Let us call say (${\bf x},t) \to {\bf s}_t({\bf x})$
Simple example (unless I am mistaken) :
$${\bf v}({\bf x}) = \begin{bmatrix}0&-1\\1&0\end{bmatrix}{\bf x} = \begin{bmatrix}-x_2\\x_1\end{bmatrix}$$
Should give $${\bf s}_t({\bf x}) = \begin{bmatrix}\cos(t)&\sin(t)\\-\sin(t)&\cos(t)\end{bmatrix}{\bf x}$$
If we "follow" the velocity field of a revolution, we will end up on a circle. Compare the in physics circular motion with constant speed.
My intuition tells me that this should be conceptually similar to integration in some sense. I also have some memory of a professor once telling me there is a connection to abstract algebra and Lie groups and Lie algebras. There was a corresponding "infinitesimal" rotation which by exponentiation was related to this integral. I am sorry if this all sounds very fuzzy.

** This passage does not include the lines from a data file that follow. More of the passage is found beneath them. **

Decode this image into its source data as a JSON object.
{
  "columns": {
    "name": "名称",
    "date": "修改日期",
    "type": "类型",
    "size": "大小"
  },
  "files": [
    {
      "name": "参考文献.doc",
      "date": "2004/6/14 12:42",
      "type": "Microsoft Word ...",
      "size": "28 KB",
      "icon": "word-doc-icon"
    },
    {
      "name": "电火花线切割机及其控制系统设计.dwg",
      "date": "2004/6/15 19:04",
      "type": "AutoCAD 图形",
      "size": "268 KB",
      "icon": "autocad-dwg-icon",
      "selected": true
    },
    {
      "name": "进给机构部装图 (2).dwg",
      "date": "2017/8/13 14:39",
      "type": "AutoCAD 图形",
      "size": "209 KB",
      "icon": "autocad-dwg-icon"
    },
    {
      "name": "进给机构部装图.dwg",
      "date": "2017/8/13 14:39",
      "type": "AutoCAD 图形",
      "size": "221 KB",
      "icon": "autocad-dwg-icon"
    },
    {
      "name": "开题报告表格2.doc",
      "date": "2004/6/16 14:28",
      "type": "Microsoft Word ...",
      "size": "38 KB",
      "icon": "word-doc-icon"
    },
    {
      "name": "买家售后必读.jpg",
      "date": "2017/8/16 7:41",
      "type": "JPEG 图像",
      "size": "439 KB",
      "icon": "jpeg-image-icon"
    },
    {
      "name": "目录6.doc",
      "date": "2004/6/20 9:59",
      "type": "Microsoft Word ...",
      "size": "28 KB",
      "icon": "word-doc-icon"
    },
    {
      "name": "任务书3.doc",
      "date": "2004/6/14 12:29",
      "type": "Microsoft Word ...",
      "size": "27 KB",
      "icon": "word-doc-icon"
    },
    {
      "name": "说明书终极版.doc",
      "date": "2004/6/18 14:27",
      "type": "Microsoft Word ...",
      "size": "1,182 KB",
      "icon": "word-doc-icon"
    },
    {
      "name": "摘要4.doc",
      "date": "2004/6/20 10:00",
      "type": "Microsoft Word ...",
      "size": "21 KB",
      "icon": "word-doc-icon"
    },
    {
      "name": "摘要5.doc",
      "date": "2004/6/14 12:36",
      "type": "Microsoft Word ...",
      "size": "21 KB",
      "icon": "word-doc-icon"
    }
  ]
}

What I mostly am after is some reference to literature of where to read more on this, although an explanation how to calculate the example is also welcome.
You are correct that this is reminiscent of integration — you are trying to solve a differential equation. Namely, if you have a relationship $\vec{v}=\vec{F}(\vec{x})$, then, since the definition of velocity is $\vec{v}=\frac{d\vec{x}}{dt}$, one obtains the relation $\frac{d\vec{x}}{dt}=\vec{F}(\vec{x})$.
This ODE does not have a general solution, but the specific example you cite, $$\frac{d\vec{x}}{dt}=\begin{bmatrix} 0&-1\\1&0 \end{bmatrix}\vec{x}\mathrm{,}$$ does. In particular, let $A$ be any matrix. Then, for the same reason $x=Ce^{at}$ solves $\frac{dx}{dt}=ax$, the function $$\vec{x}=M\left(\sum_{j=0}^{\infty}{\frac{(At)^j}{j!}}\right)\vec{x}_0$$ (where $M$ is an arbitrary constant matrix, and $\vec{x}_0$ an arbitrary constant vector) also satisfies $\frac{d\vec{x}}{dt}=A\vec{x}$.